Probably the coolest trick I've seen is inlining everything into a single HTML file: JS, CSS, images, icons and fonts. One single large request seems to work much better than loads of small ones.
This approach prevents any of those resources from being cached and reused on other pages. Visitors will end up re-downloading all that content if they click on any links on your page.
Mind you, most web developers assume users spend a lot more time on their site than they actually do. Most visitors to your website will not click on any internal links on your page.
Deliberate inlining tends to make you more sensitive to size issues so that that’s also less likely to be an issue. Inlining everything also makes it so that you can at least theoretically do more effective dead code removal on CSS and JavaScript, page-by-page, though I’m not sure if I’ve ever seen that actually being done, though the tools mostly exist; but compared with things like GCC and LLVM, web tooling is atrocious at optimisations.
It's still worth it depending on the page size and average page views per visit. However we're talking about a very small, very fast website. The parse+request time is longer than the 1-6kb of inlined resources.
We're doing this right now with our latest generation web app.
It's 1 big file of 100% hand-rolled html/css/js. The entire file is 1600 lines last I checked. Loads about as fast as you'd expect. I actually found a bug with the gzip threshold in AspNetCore vs chromium (the file is that small), so had to pad the index file with extra content to force gzip. Most of the dynamic UI happens over a websocket using a server-side rendering approach similar to Blazor.

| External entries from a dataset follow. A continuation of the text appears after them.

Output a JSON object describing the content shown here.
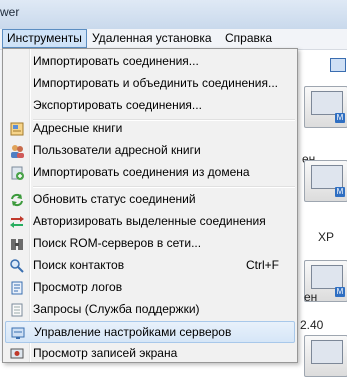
{
  "window": {
    "title_fragment": "wer"
  },
  "menubar": {
    "items": [
      {
        "label": "Инструменты",
        "active": true
      },
      {
        "label": "Удаленная установка",
        "active": false
      },
      {
        "label": "Справка",
        "active": false
      }
    ]
  },
  "tools_menu": {
    "items": [
      {
        "label": "Импортировать соединения...",
        "icon": "none"
      },
      {
        "label": "Импортировать и объединить соединения...",
        "icon": "none"
      },
      {
        "label": "Экспортировать соединения...",
        "icon": "none"
      },
      {
        "label": "Адресные книги",
        "icon": "address-book-icon"
      },
      {
        "label": "Пользователи адресной книги",
        "icon": "users-icon"
      },
      {
        "label": "Импортировать соединения из домена",
        "icon": "domain-import-icon"
      },
      {
        "label": "Обновить статус соединений",
        "icon": "refresh-icon"
      },
      {
        "label": "Авторизировать выделенные соединения",
        "icon": "authorize-icon"
      },
      {
        "label": "Поиск ROM-серверов в сети...",
        "icon": "server-search-icon"
      },
      {
        "label": "Поиск контактов",
        "icon": "magnifier-icon",
        "shortcut": "Ctrl+F"
      },
      {
        "label": "Просмотр логов",
        "icon": "log-icon"
      },
      {
        "label": "Запросы (Служба поддержки)",
        "icon": "support-icon"
      },
      {
        "label": "Управление настройками серверов",
        "icon": "server-settings-icon",
        "highlighted": true
      },
      {
        "label": "Просмотр записей экрана",
        "icon": "screen-record-icon"
      }
    ]
  },
  "background": {
    "labels": [
      "ен",
      "XP",
      "ен",
      "2.40"
    ],
    "badge_letter": "M"
  },
  "colors": {
    "menu_bg": "#f1f1f1",
    "highlight": "#d6e6f7",
    "highlight_border": "#a8c8ea",
    "menubar_active": "#cfe3f8"
  }
}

That’s… misleading, at best. Depends on how many resources you have, whether you’re using different domains, and whether you’re using HTTP/1 or something newer. Generally speaking, what you’re saying is only true if you have a lot of decently large resources, loaded from different domains or over HTTP/1.
If everything was coming from the same origin already, then:
• If you’re using HTTP/2 or HTTP/3 your statement is almost entirely false: whether you load in parallel or in serial, it’ll be downloading it at the same speed, except that by not inlining you’ve added at least one round trip for the client to know that it needs to request these other URLs; and now you mostly can’t control priority, whereas with everything inlined you know it’ll load everything in source order, which you can normally tweak to be pretty optimal.
• If you’re using HTTP/1, the use of multiple connections (typically up to 6) only kicks in if you’ve got plenty of stuff to download, but involves at least a couple of round trips to establish the connection, so even if using a single connection reduces the available bandwidth, it’s still normally worth it for many, probably most, sensibly-done sites.